Netskope partnered with the Cloud Security Alliance to release the Data Loss Prevention (DLP) and Data Security Survey Report, a survey focused on data protection needs in cloud and hybrid work environments. Unsurprisingly, the report found that the biggest pain point organizations identify with trying to modernize their data protection strategy is that current DLP deployments show limitations when it comes to cloud and remote work use cases, and they are a nightmare to manage. Especially when you consider that cloud is already the predominant means for transferring and sharing data, based on the report. It’s everything anyone who knows the current state of DLP would recognize: false positives, limited support, un-integrated solutions, products that are retrofitted (not built) for the cloud and, therefore, poorly applied. Many organizations are often forced to adopt multiple DLP solutions in order to fill the gaps. So what’s to be done about this?

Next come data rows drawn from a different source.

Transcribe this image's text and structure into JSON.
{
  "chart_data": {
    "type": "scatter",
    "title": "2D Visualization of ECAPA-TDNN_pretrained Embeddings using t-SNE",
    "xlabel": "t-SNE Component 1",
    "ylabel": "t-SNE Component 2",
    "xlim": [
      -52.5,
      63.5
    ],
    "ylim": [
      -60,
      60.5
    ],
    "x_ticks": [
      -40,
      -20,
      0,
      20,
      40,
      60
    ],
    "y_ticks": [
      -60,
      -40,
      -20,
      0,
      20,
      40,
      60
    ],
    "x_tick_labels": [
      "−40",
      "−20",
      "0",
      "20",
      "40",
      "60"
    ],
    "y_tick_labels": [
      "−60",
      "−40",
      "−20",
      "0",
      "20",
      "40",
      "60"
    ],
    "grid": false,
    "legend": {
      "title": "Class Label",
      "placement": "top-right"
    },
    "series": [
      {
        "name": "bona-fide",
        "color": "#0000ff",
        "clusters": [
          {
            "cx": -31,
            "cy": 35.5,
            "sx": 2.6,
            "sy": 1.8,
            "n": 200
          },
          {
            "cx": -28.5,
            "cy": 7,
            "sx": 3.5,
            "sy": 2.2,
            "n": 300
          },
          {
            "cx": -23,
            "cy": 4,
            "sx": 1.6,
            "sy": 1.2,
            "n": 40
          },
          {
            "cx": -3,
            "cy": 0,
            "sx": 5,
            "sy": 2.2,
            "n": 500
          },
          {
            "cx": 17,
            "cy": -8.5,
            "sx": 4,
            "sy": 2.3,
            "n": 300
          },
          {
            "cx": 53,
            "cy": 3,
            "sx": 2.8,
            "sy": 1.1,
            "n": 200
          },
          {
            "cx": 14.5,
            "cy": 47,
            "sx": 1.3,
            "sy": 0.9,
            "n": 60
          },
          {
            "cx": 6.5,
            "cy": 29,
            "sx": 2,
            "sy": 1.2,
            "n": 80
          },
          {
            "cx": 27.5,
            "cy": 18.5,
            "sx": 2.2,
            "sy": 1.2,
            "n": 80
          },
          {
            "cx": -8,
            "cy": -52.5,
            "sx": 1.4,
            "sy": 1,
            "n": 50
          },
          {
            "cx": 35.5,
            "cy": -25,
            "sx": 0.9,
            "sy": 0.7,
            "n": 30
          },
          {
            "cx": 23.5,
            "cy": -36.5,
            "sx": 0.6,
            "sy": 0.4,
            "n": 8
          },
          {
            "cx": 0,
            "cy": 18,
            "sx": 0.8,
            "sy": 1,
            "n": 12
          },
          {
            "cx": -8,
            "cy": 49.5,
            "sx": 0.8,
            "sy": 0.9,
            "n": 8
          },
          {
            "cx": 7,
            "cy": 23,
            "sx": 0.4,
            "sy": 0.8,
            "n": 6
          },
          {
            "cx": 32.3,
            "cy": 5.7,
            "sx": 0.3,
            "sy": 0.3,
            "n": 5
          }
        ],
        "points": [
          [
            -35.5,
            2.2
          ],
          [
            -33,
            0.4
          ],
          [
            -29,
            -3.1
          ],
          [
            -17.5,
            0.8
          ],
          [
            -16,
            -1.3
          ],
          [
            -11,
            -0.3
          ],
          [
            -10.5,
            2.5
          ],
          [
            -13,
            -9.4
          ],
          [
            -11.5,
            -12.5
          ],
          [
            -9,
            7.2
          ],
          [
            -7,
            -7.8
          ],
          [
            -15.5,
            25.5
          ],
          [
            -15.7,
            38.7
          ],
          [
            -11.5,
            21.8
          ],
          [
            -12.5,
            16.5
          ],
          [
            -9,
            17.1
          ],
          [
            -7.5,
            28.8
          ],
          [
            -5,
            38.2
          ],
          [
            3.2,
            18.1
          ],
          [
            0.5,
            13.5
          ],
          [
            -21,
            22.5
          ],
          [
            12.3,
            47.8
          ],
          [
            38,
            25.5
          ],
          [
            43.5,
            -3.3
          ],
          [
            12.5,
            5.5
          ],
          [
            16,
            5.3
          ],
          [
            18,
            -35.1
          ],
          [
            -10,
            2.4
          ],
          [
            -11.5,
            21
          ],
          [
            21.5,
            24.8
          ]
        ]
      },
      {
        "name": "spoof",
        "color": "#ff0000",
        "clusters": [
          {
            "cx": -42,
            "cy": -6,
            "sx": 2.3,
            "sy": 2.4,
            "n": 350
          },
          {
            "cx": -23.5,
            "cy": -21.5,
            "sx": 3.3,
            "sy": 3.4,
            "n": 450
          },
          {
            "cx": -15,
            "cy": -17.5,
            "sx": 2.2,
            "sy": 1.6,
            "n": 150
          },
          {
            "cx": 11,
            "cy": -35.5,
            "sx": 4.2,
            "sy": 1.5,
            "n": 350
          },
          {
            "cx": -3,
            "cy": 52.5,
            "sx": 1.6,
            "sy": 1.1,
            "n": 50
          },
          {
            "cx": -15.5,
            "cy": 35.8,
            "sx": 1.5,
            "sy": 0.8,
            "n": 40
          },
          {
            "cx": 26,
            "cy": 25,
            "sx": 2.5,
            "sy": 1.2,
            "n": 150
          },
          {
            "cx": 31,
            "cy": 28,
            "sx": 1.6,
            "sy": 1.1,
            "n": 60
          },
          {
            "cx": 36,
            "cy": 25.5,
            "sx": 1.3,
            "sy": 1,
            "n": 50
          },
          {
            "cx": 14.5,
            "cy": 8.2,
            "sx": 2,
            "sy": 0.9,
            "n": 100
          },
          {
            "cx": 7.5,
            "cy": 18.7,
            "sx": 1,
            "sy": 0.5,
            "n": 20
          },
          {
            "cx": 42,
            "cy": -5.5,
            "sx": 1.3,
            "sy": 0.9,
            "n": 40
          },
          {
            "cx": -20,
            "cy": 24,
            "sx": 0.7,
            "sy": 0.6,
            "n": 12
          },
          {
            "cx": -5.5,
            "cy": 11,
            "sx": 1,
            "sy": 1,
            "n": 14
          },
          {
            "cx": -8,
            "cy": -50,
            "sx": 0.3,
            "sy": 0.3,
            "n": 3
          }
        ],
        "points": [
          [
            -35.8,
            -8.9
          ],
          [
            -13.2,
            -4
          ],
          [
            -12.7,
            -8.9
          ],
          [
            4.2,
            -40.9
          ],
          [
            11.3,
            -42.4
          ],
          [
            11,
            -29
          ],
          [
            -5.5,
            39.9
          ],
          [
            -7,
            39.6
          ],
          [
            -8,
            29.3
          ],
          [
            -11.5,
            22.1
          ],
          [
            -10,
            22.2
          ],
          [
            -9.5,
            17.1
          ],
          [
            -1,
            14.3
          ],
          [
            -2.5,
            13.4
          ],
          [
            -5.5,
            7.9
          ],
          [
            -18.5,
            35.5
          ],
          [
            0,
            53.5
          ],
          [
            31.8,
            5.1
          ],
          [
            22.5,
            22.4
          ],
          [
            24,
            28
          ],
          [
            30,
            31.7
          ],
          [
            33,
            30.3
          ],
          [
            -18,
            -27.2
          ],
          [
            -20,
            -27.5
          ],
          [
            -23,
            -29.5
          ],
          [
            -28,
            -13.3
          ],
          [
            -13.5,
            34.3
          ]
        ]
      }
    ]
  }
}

In my recent blog on the major shortcomings of traditional data loss prevention (DLP), I called out that trying to provide hybrid work coverage using traditional DLP tools is contributing to challenges with sprawl, given that largely on-premises architecture likely needs to be replicated for branch offices. This is obviously unsustainable when all of us are, now, working from anywhere. The top challenges with managing DLP cited in the CSA report—including overall management difficulties, false positives, the need for manual version upgrades, and deployment complexity—are only going to worsen.

Those challenges also run counter to where the proverbial “puck is going”; nearly three quarters of organizations surveyed, for example, are actively working on zero trust projects, and nearly all of those include DLP as part of those strategies. But organizations will struggle to fully embrace zero trust if zero trust principles can’t be smoothly applied at every interaction with data—a major shortcoming that the sprawling mess of current and legacy DLP can’t solve.

The good news is that comprehensive, powerfully accurate, easy-to-use, cloud-delivered DLP is available today, and can be elegantly integrated with most organizations’ existing security controls. Adopting a zero trust security posture means using all context and risk awareness across cloud and hybrid work environments.